Il 22 febbraio, subito dopo che emerge il focolaio nella bassa Lombardia, arriva la circolare del ministero della Salute con le prime indicazioni per il personale sanitario. «Sono le più importanti, perché quando si tratta un’epidemia, la prima cosa da fare è stabilire chi deve fare cosa nella filiera sanitaria, oltre che chi debba sottoporsi al tampone», spiega Usuelli.

Il criterio scelto dal governo è che devono fare il test le persone con infezione respiratoria acuta (cioè tosse, ndr), che hanno richiesto o meno il ricovero in ospedale e nei 14 giorni precedenti hanno soddisfatto almeno una delle seguenti condizioni: viaggi in Cina, o un contatto stretto con un caso probabile o confermato di coronavirus, o aver frequentato una struttura sanitaria dove sono stati ricoverati pazienti positivi. Queste indicazioni sono quelle che in gergo medico si definiscono “link epidemiologico”, ovvero il collegamento con altre persone potenzialmente malate, che aumenta la probabilità di essere malati a propria volta.

Inizialmente, Regione Lombardia e gli ospedali si preparano per seguire le direttive ministeriali. Ma la sera del 24 febbraio, in una riunione con i direttori sanitari degli ospedali, i dirigenti regionali – «con una semplice diapositiva di presentazione», spiega Usuelli – si discostano improvvisamente dalle indicazioni del ministero. Prescrivendo che debba essere testato chiunque arrivi in pronto soccorso con una sintomatologia respiratoria (cioè la tosse), leggera o grave che sia. Dunque senza prendere in considerazione la presenza di un link epidemiologico, e di fatto allargando di gran lunga lo spettro di persone da testare.

In breve, Regione Lombardia dà indicazioni diverse rispetto al ministero su come trattare l’epidemia e modificando il criterio di chi debba fare il test, anche se non è chiaro sulla base di quale principio. I medici negli ospedali, dunque, si ritroveranno ad aver ricevuto due direttive molto diverse tra loro, senza sapere quale delle due debbano applicare, posto che sono entrambe ufficialmente valide.

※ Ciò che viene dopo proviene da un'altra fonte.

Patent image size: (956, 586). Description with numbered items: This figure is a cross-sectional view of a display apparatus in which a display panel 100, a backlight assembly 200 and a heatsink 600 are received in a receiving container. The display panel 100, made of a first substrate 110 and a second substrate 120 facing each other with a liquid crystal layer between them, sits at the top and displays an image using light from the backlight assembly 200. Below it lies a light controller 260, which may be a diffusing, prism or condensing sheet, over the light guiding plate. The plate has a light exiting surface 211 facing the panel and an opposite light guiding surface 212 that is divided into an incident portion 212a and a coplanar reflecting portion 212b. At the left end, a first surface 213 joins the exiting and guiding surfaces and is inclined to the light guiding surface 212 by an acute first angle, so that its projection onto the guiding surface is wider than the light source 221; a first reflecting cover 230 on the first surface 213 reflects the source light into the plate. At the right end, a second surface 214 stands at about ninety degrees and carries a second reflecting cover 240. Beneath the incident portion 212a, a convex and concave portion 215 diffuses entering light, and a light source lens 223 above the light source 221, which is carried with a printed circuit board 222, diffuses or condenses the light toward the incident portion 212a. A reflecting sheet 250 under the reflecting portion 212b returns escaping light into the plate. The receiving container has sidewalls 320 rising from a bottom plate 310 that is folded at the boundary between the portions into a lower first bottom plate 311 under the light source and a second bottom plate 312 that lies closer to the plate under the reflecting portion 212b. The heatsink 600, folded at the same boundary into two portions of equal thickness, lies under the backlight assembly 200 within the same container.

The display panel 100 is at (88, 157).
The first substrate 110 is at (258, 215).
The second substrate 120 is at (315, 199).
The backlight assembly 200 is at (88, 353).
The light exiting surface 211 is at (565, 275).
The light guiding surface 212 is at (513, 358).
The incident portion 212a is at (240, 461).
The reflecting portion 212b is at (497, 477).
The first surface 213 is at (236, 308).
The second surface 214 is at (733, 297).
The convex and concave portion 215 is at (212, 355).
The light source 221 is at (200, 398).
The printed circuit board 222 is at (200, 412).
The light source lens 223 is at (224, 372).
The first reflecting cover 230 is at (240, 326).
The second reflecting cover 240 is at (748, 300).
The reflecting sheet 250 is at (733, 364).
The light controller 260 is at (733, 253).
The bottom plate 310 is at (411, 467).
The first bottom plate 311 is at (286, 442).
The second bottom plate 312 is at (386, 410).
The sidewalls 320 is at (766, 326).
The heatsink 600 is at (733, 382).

Secondo passaggio. Il 25 febbraio, ventiquattr’ore dopo la riunione, Regione Lombardia invia per email ai direttori sanitari una circolare non protocollata («un semplice pdf senza il logo della Regione, né una firma», spiega il consigliere) cambiando ancora versione: deve essere testato chi si presenta al pronto soccorso con sintomi di tosse gravi e necessita di essere ricoverato. Di nuovo, senza bisogno di valutare se ci sia un link epidemiologico, e di nuovo in difformità con le disposizioni del ministero. «Si tratta di un’altra indicazione completamente diversa», precisa Usuelli, «che comporta che al medico venga impedito di poter fare un buon lavoro, che si crei incertezza e che si impedisca che gli ospedali si muovano tutti sulla stessa linea». Così facendo, infatti, «ciascun direttore di ospedale, primario e dirigente medico deve per forza operare una scelta tra le due, e farla a titolo discrezionale. Oppure, ancora peggio, finisce a fare un miscuglio tra le due cose».